Kozanoğlu, TL’nin değer kaybının neden olacağı maliyeti şöyle açıkladı: “Birincisi enflasyonu yükseltici bir etki yaratacaktır. İkincisi de Türkiye’nin dış borçlarını ve şirketler kesimini bir kısmını dış borç bir kısmını da döviz borcu yükümlülüklerinin maliyetinin artmasına neden olacaktır”

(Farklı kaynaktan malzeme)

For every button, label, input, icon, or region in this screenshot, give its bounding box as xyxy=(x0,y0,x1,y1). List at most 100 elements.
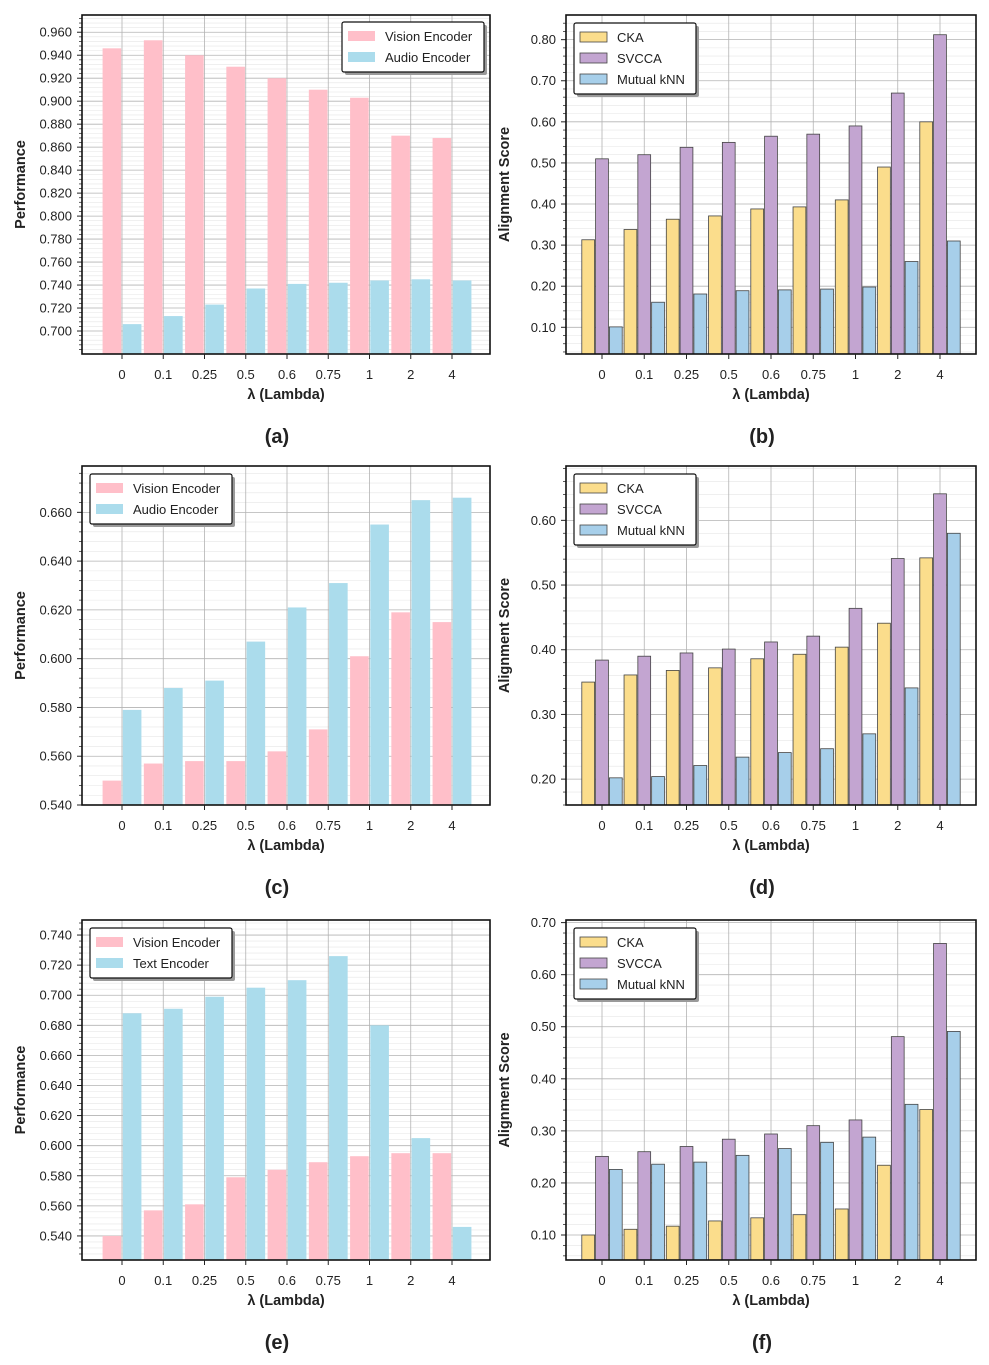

TL’nin değer kaybetmesinin ihracatta çok hızlı bir artışa neden olmayacağını belirten Kozanoğlu, şöyle konuştu:
“Şimdi burada Bakan’ın bir yanılgısı söz konusu. Çünkü 2018 Ağustosu’nda TL’nin değer kaybı sonucunda ihracatta bir sıçrama görülmüştü. Bu dönem Türkiye kendine özgü Rahip Brunson olayından dolayı bir çalkantı yaşıyordu. Diğer dünya ülkelerinde bir durum söz konusu değildi. Bu bakımdan sizin yerel paranız değer kaybettiği zaman üretiminizi yurt dışına yönlendirerek ihracatta artış sağlayabilirsiniz. Ama bugün Türkiye ihracatının yaklaşık yüzde 50’sini AB ülkelerine yapıyor. En son açıklanan verilere göre AB ülkelerinde 2020’nin ikinci çeyreğinde yüzde 12,1’lik bir daralma görüldü. Bu da ithalat talebini çok olumsuz etkileyecek ve Türkiye’nin ihracatını artırmasını engelleyecek. İkinci konu da Yunanistan ile Doğu Akdeniz konusundaki gerginlik ve buna Fransa’nın da katılması… Önümüzdeki günlerde AB’nin Türkiye’ye ekonomik yaptırım uygulaması gündemde.Bu konu 24-25 Eylül’de Avrupa Konseyi’nde görüşülecek. İhracat ve dış ticaret çok yönlü bir etkiye sahiptir. Yerel paranın değer kaybetmesi ile rekabet gücünüzü artırıp dış ticaretinizi dengeye getirmeniz Berat Albayrak’ın zannettiği gibi kolay olmaz.”